Rewrite the secant (\(\sec\)) function in the equation as the reciprocal of cosine (\(\cos\)). This gives: \(\frac{1}{\cos^2x} - 2 = 0\).

Isolate \(\cos^2x\) on one side of the equation: \(\cos^2x = \frac{1}{2}\).

Since \(\cos^2x\) is equal to \(\frac{1}{2}\), taking the square root on both sides gives us \(\cos x = ±\sqrt{\frac{1}{2}} = ±\frac{1}{\sqrt{2}} = ±\frac{\sqrt{2}}{2}\).

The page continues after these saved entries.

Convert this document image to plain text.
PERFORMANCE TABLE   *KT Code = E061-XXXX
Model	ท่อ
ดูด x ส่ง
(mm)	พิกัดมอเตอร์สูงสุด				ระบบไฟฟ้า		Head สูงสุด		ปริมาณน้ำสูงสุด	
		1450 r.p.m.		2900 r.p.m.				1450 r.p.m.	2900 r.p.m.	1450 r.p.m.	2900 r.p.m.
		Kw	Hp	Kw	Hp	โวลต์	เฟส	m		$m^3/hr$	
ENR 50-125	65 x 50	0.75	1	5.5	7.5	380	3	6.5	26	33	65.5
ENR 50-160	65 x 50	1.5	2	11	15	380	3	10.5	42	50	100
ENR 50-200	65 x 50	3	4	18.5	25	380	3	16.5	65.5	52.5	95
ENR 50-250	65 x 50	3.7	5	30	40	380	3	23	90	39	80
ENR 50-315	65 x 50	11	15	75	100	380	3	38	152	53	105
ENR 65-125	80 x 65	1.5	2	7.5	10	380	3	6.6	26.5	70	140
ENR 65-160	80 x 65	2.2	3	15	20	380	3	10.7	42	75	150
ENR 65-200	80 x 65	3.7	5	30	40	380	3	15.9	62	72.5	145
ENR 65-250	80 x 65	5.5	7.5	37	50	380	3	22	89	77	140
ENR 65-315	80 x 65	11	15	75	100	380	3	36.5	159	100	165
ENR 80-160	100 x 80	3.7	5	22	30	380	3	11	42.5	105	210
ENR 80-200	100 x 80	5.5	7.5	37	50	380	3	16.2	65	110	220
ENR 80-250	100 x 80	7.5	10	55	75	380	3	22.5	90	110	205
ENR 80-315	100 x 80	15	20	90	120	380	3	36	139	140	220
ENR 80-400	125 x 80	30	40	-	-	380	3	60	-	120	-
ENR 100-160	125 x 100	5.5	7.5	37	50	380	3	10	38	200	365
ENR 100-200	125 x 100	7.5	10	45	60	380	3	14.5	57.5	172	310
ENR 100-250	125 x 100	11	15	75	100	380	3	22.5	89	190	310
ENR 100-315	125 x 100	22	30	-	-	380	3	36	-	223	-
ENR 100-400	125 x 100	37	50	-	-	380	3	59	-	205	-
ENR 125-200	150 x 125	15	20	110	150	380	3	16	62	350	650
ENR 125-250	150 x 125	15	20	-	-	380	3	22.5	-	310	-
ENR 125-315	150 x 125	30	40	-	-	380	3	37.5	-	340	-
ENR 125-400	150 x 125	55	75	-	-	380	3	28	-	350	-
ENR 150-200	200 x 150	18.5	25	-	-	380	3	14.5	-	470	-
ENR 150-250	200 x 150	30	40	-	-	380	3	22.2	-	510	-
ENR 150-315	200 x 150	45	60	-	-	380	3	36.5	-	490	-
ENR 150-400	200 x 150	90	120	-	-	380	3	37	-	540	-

The solutions in the interval [0, 2π) for \(\cos x = \frac{\sqrt{2}}{2}\) are \(x = \frac{\pi}{4}, \frac{7\pi}{4}\) and for \(\cos x = -\frac{\sqrt{2}}{2}\) are \(x = \frac{3\pi}{4}, \frac{5\pi}{4}\).

So, all the solutions for the original equation \(\sec^2 x - 2 = 0\) within the interval [0, 2π) are \(x = \frac{\pi}{4}, \frac{7\pi}{4}, \frac{3\pi}{4}, \frac{5\pi}{4}\).